En çok çalışan, her taşın altından çıkan, arı gibi koşturan ve Malatya’nın sorunlarına birinci elden takip eden bir isim Ağbaba. Depremde tam bir yardım kuruluşu gibi meydanlardaydı. Veli Ağbaba’dan başkası değildi depremin ilk saatlerinden itibaren sahaya koşan. Ne varki onunda talihsizliği tıpkı MHP’de olduğu gibi CHP logosunun altında vekillik yapması hasebiyle halk tarafından keşfedilmesini zorlaştırdı ve yaptıkları yapacaklarının teminatı ötesinde bir türlü geçmemesi ile sonuçlanmış, nedense iktidarın şehirdeki güçlü algısı Ağbaba çalışmaları –görmezlik– etkisinde yok olmasını sağladı.

İhsan Başkan’a gelince İhsan Başkan’a laf yok! O Malatya’mızın fahri onur başkanı, umarım Milletsiz’vekilik hayatından sonra tekrar bir daha il başkanlığı koltuğuna terfi ederek Guinness rekorlar kitabına girmeye hak kazanır. Dilek değil bir temennidir. Allah başımızdan eksik etmesin İhsan başkanı. Onsuz Malatya siyaset treni yürür mü hiç?

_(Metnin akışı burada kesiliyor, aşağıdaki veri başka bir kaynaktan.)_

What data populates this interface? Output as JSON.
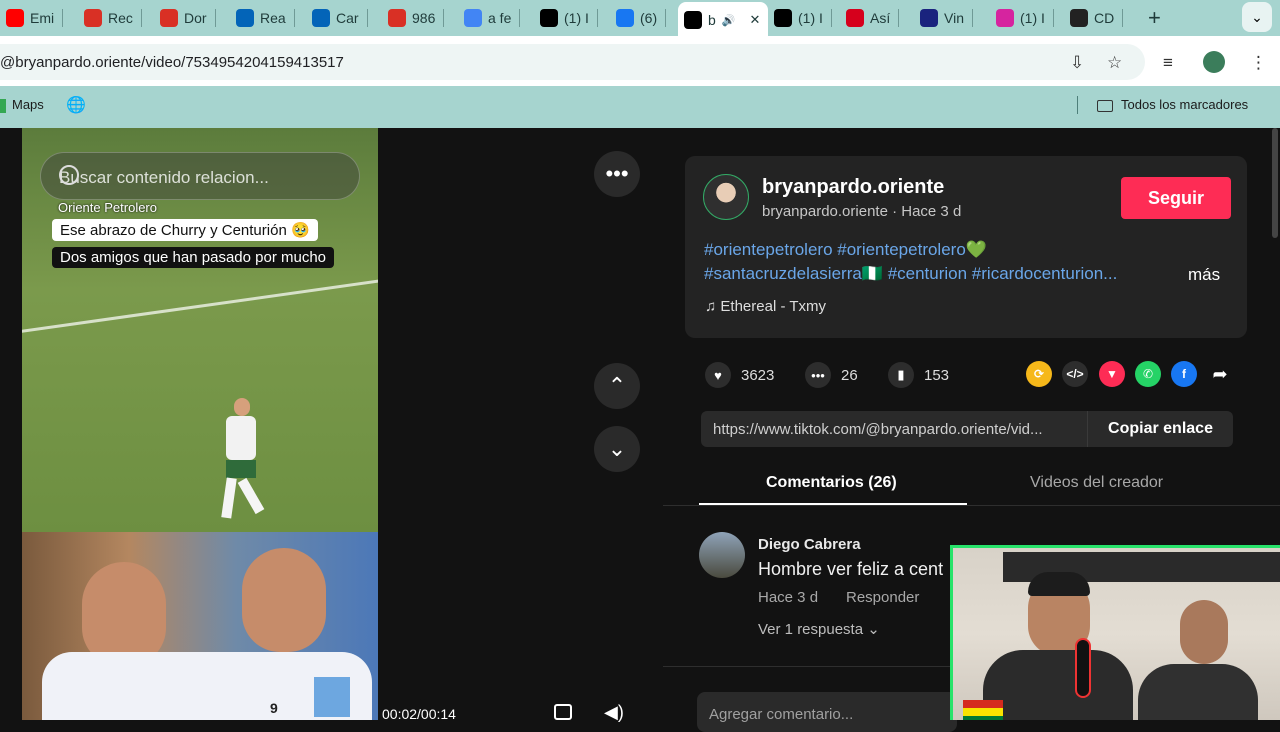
{
  "browser": {
    "tabs": [
      {
        "label": "Emi",
        "icon": "youtube-icon",
        "color": "#ff0000"
      },
      {
        "label": "Rec",
        "icon": "gmail-icon",
        "color": "#d93025"
      },
      {
        "label": "Dor",
        "icon": "gmail-icon",
        "color": "#d93025"
      },
      {
        "label": "Rea",
        "icon": "onedrive-icon",
        "color": "#0364b8"
      },
      {
        "label": "Car",
        "icon": "onedrive-icon",
        "color": "#0364b8"
      },
      {
        "label": "986",
        "icon": "gmail-icon",
        "color": "#d93025"
      },
      {
        "label": "a fe",
        "icon": "google-icon",
        "color": "#4285f4"
      },
      {
        "label": "(1) I",
        "icon": "x-icon",
        "color": "#000000"
      },
      {
        "label": "(6)",
        "icon": "facebook-icon",
        "color": "#1877f2"
      },
      {
        "label": "b",
        "icon": "tiktok-icon",
        "color": "#000000",
        "active": true
      },
      {
        "label": "(1) I",
        "icon": "x-icon",
        "color": "#000000"
      },
      {
        "label": "Así",
        "icon": "as-icon",
        "color": "#d6001c"
      },
      {
        "label": "Vin",
        "icon": "lm-icon",
        "color": "#1a237e"
      },
      {
        "label": "(1) I",
        "icon": "instagram-icon",
        "color": "#d6249f"
      },
      {
        "label": "CD",
        "icon": "365-icon",
        "color": "#222222"
      }
    ],
    "url": "@bryanpardo.oriente/video/7534954204159413517",
    "bookmarks": {
      "maps": "Maps",
      "all": "Todos los marcadores"
    }
  },
  "video": {
    "search_placeholder": "Buscar contenido relacion...",
    "label_team": "Oriente Petrolero",
    "caption1": "Ese abrazo de Churry y Centurión 🥹",
    "caption2": "Dos amigos que han pasado por mucho",
    "time": "00:02/00:14",
    "player_number": "9"
  },
  "post": {
    "username": "bryanpardo.oriente",
    "subtitle": "bryanpardo.oriente · Hace 3 d",
    "follow_label": "Seguir",
    "tags_line1": "#orientepetrolero #orientepetrolero💚",
    "tags_line2": "#santacruzdelasierra🇳🇬 #centurion #ricardocenturion...",
    "more_label": "más",
    "music": "♫  Ethereal - Txmy",
    "likes": "3623",
    "comments": "26",
    "saves": "153",
    "link": "https://www.tiktok.com/@bryanpardo.oriente/vid...",
    "copy_label": "Copiar enlace"
  },
  "tabs": {
    "comments": "Comentarios (26)",
    "creator": "Videos del creador"
  },
  "comment": {
    "name": "Diego Cabrera",
    "text": "Hombre ver feliz a cent",
    "time": "Hace 3 d",
    "reply": "Responder",
    "replies": "Ver 1 respuesta ⌄"
  },
  "add_comment_placeholder": "Agregar comentario..."
}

Ben ekonomik darbeler diyeyim, siz depremler deyin halkımız kısacası perişanlık diz boyu desin… İnanın insanlarımız çok çaresiz, gidecek, başvuracak, sorunlarını anlatacak, anlatsa bile halledecek hiç bir kapı yok şimdilik. Hamaset sloganları atmaya, farklı fantastik hikayeler dinlemeye mecalide tahammülüde kalmadı. Bir girdaplar çukurunda debelenip duruyor. Daha doğrusu şehrimiz ölüyor. Sadece ölen insanlar değilki. Geçmişimiz, anılarımız, savunduklarımız, güzelliklerimiz gözümüzün önünde yok oluyor. Halbuki ‘doğunun Paris’i, Battalgazinin torunları, kayısı diyarının başkenti, güneşin altın yumurtası’ gibi unvanları bir bir üzerinden çıkarıp atıyor her gün sonrası. Birbirine parmakla gösterilen, iş-ticaret-sanayi-siyasette ülkede hatrı sayılır bir algoritmaya sahip insanlarımız şimdi canını ve boğazlarını kurtarma derdinden başka bir şey düşünemiyor. Şehir bilinci, kültür sentezi, yaşamak dengesi çöktü. 

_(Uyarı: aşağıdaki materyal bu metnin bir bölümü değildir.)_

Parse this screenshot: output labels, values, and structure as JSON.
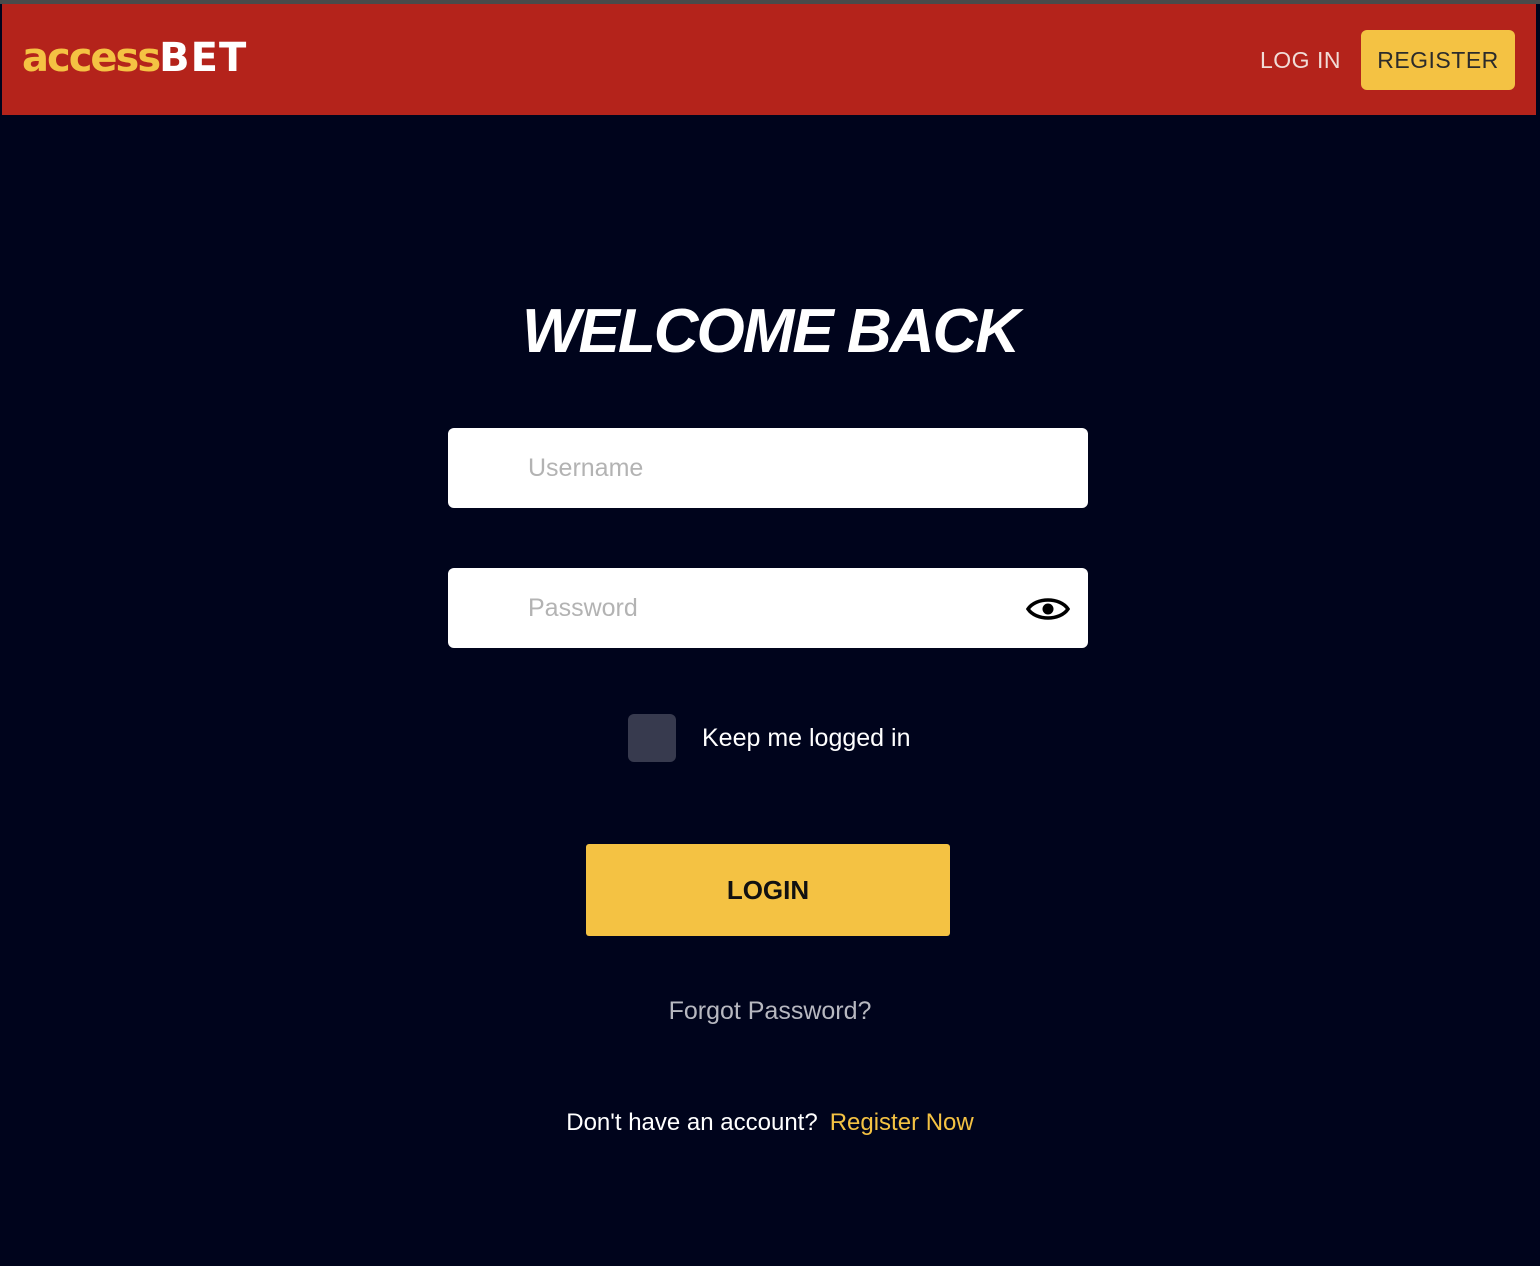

“Gelişmiş, güçlü, büyüyen, teknokrat” olmak bir kenara dursun, vatandaşına güven veren başarılı; yani başarabilmiş siyasetçi tablosundan arınmış bir enkaz il kaldı geriye. Malatya değerleri hepsi iç oldu gitti. Varlık içinde yokluk çeken tıpkı bağımsızlık mücadelesi gösteren bir ülke olmanın yolunda gibi sanki illeriye dönük emin adımlar atamıyor bu gün destan şehir Malatya. Tıpkı hikayesinin başladığı 1870’li yıllara ne de benziyor. Tek fark o gün her tarafta çayırlar, bağlar, bostanlar vardı bugün yıkılmış enkazlar. Halkın sesini duymak istemeyen siyasiler neden halkı minnete boğuyor anlamış değiliz. Neden bu toplum kaderine terk ediliyor? Milletvekilleri neden halkı görmüyor? Şehir bitik, şehir yok oldu, insanlar çaresiz ve endişe içinde. Herkes yarınından, hayatından ve çocuklarının geleceğinden endişe ediyor. Neden bir şey yapmıyorsunuz, yapılamıyor mu? Söyleyin bunu bana, neden ya neden!?